I drove out to Marfa, TX for the first time a couple of weeks ago. How deeply embarrassing is it that I didn't make it to one art gallery? (Kind of incredible, really, considering I'm not sure there's one building in that town without "Judd" stamped on it.) (Donald, that is.)
So why was I out there, if not for contemporary art? Good question: I made the almost-six-hour trek to attend the inaugural Marfa Film Festival, a five-day event founded by San Antonio transplant Robin Lambaria and her fiancé, filmmaker Cory Van Dyke. (Incidentally, I did, at least, see Rainer Judd's excellent autobiographical short film, Remember Back, Remember When.)
Marfa itself is without a technical movie theater, so the local theatre venue, the vaguely Alamo-reminiscent Goode-Crowley building served as the main screening space. (Recently-released-on-DVD flicks are shown at the town library. I know: I stayed with the super-interesting, super-sweet guy who runs the program.) Most of the films were shorts and docs; at night the Alamo Drafthouse lent its giant, inflatable Rolling Roadshow screen for outdoor screenings of classics like Night of the Hunter.
The entire weekend was surreal, and honestly it was difficult to separate my "new town" experience from my film fest experience, and so my coverage in the Current ran a little like a travel article. I ran on about the charming Brown Recluse, but neglected to mention the Marfa Book Company, where I spent less time but over whose gorgeous volumes I lusted at length during one afternoon. So many art books, so many screenings to make.

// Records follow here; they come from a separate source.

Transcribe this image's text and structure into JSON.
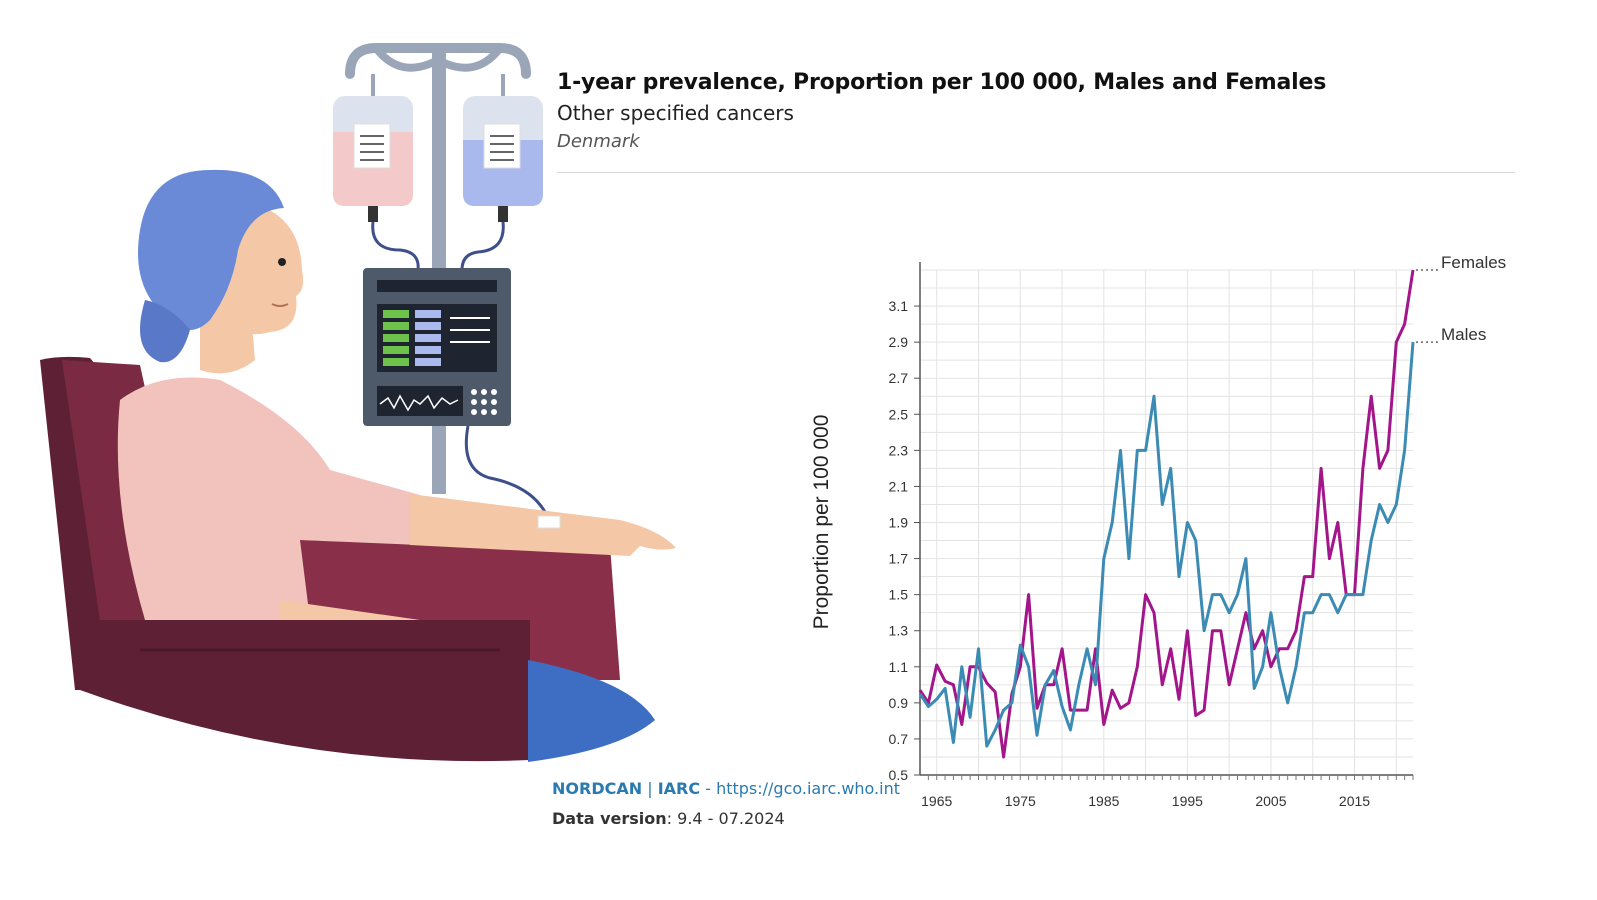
{
  "chart_data": {
    "type": "line",
    "title": "1-year prevalence, Proportion per 100 000, Males and Females",
    "subtitle": "Other specified cancers",
    "region": "Denmark",
    "ylabel": "Proportion per 100 000",
    "xlabel": "",
    "ylim": [
      0.5,
      3.3
    ],
    "xlim": [
      1963,
      2022
    ],
    "yticks": [
      0.5,
      0.7,
      0.9,
      1.1,
      1.3,
      1.5,
      1.7,
      1.9,
      2.1,
      2.3,
      2.5,
      2.7,
      2.9,
      3.1
    ],
    "xticks": [
      1965,
      1975,
      1985,
      1995,
      2005,
      2015
    ],
    "grid": true,
    "legend": "end-of-line labels",
    "series": [
      {
        "name": "Females",
        "color": "#a3158a",
        "x": [
          1963,
          1964,
          1965,
          1966,
          1967,
          1968,
          1969,
          1970,
          1971,
          1972,
          1973,
          1974,
          1975,
          1976,
          1977,
          1978,
          1979,
          1980,
          1981,
          1982,
          1983,
          1984,
          1985,
          1986,
          1987,
          1988,
          1989,
          1990,
          1991,
          1992,
          1993,
          1994,
          1995,
          1996,
          1997,
          1998,
          1999,
          2000,
          2001,
          2002,
          2003,
          2004,
          2005,
          2006,
          2007,
          2008,
          2009,
          2010,
          2011,
          2012,
          2013,
          2014,
          2015,
          2016,
          2017,
          2018,
          2019,
          2020,
          2021,
          2022
        ],
        "values": [
          0.97,
          0.9,
          1.11,
          1.02,
          1.0,
          0.78,
          1.1,
          1.1,
          1.01,
          0.96,
          0.6,
          0.95,
          1.1,
          1.5,
          0.87,
          1.0,
          1.0,
          1.2,
          0.86,
          0.86,
          0.86,
          1.2,
          0.78,
          0.97,
          0.87,
          0.9,
          1.1,
          1.5,
          1.4,
          1.0,
          1.2,
          0.92,
          1.3,
          0.83,
          0.86,
          1.3,
          1.3,
          1.0,
          1.2,
          1.4,
          1.2,
          1.3,
          1.1,
          1.2,
          1.2,
          1.3,
          1.6,
          1.6,
          2.2,
          1.7,
          1.9,
          1.5,
          1.5,
          2.2,
          2.6,
          2.2,
          2.3,
          2.9,
          3.0,
          3.3
        ]
      },
      {
        "name": "Males",
        "color": "#3b8bb4",
        "x": [
          1963,
          1964,
          1965,
          1966,
          1967,
          1968,
          1969,
          1970,
          1971,
          1972,
          1973,
          1974,
          1975,
          1976,
          1977,
          1978,
          1979,
          1980,
          1981,
          1982,
          1983,
          1984,
          1985,
          1986,
          1987,
          1988,
          1989,
          1990,
          1991,
          1992,
          1993,
          1994,
          1995,
          1996,
          1997,
          1998,
          1999,
          2000,
          2001,
          2002,
          2003,
          2004,
          2005,
          2006,
          2007,
          2008,
          2009,
          2010,
          2011,
          2012,
          2013,
          2014,
          2015,
          2016,
          2017,
          2018,
          2019,
          2020,
          2021,
          2022
        ],
        "values": [
          0.95,
          0.88,
          0.92,
          0.98,
          0.68,
          1.1,
          0.82,
          1.2,
          0.66,
          0.75,
          0.86,
          0.9,
          1.22,
          1.1,
          0.72,
          1.0,
          1.08,
          0.88,
          0.75,
          1.0,
          1.2,
          1.0,
          1.7,
          1.9,
          2.3,
          1.7,
          2.3,
          2.3,
          2.6,
          2.0,
          2.2,
          1.6,
          1.9,
          1.8,
          1.3,
          1.5,
          1.5,
          1.4,
          1.5,
          1.7,
          0.98,
          1.1,
          1.4,
          1.1,
          0.9,
          1.1,
          1.4,
          1.4,
          1.5,
          1.5,
          1.4,
          1.5,
          1.5,
          1.5,
          1.8,
          2.0,
          1.9,
          2.0,
          2.3,
          2.9
        ]
      }
    ]
  },
  "source": {
    "org1": "NORDCAN",
    "sep": "|",
    "org2": "IARC",
    "dash": "-",
    "url": "https://gco.iarc.who.int",
    "version_label": "Data version",
    "version_value": ": 9.4 - 07.2024"
  },
  "illustration": {
    "description_icon": "patient-chemotherapy-infusion",
    "colors": {
      "headscarf": "#6a8ad8",
      "skin": "#f4c8a6",
      "shirt": "#f2c2bd",
      "chair": "#7a2a42",
      "chair_dark": "#5e2034",
      "pants": "#3e6ec4",
      "iv_pole": "#9aa6b8",
      "monitor": "#4e5a6a",
      "bag_left": "#f3c9c9",
      "bag_right": "#a9b9ee"
    }
  }
}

The most surreal event was the MFF's showing of There Will Be Blood on the inflatable screen on the still-standing set. As I expressed in the Current, I struggle with that film: Does it make sense structurally? Tonally? Is there any emotional core, and if not, is it one of those cases where its absence is excusable, even necessary? Why is it when P.T.A. makes a distinctly non-P.T.A. movie, the critics love him? I tend to be of one mind with Nathan Lee when it comes to heaping praise on the dead, and movies that recall too closely their dead forebears. To crudely paraphrase, is like: OK, we've done these old movies -- can we do something new? When in comes to TWBB, I just keep feeling like, Huston and Kubrick did their thing. What's next?
But under the incredibly clear and bright nighttime sky in Marfa, with 300ish others, settled between Little Boston and the Train depot, I appreciated TWBB in a way my two previous viewings hadn't allowed. Methinks it was the meta. (And the margarita. Fine.)
The festival programmer told me they hope to have three daytime screening venues for next year, and with King Airways planning to make a stop in the Marfa area, I imagine more folks from all over Texas will make the MFF a must in the future. I'm sure gonna try.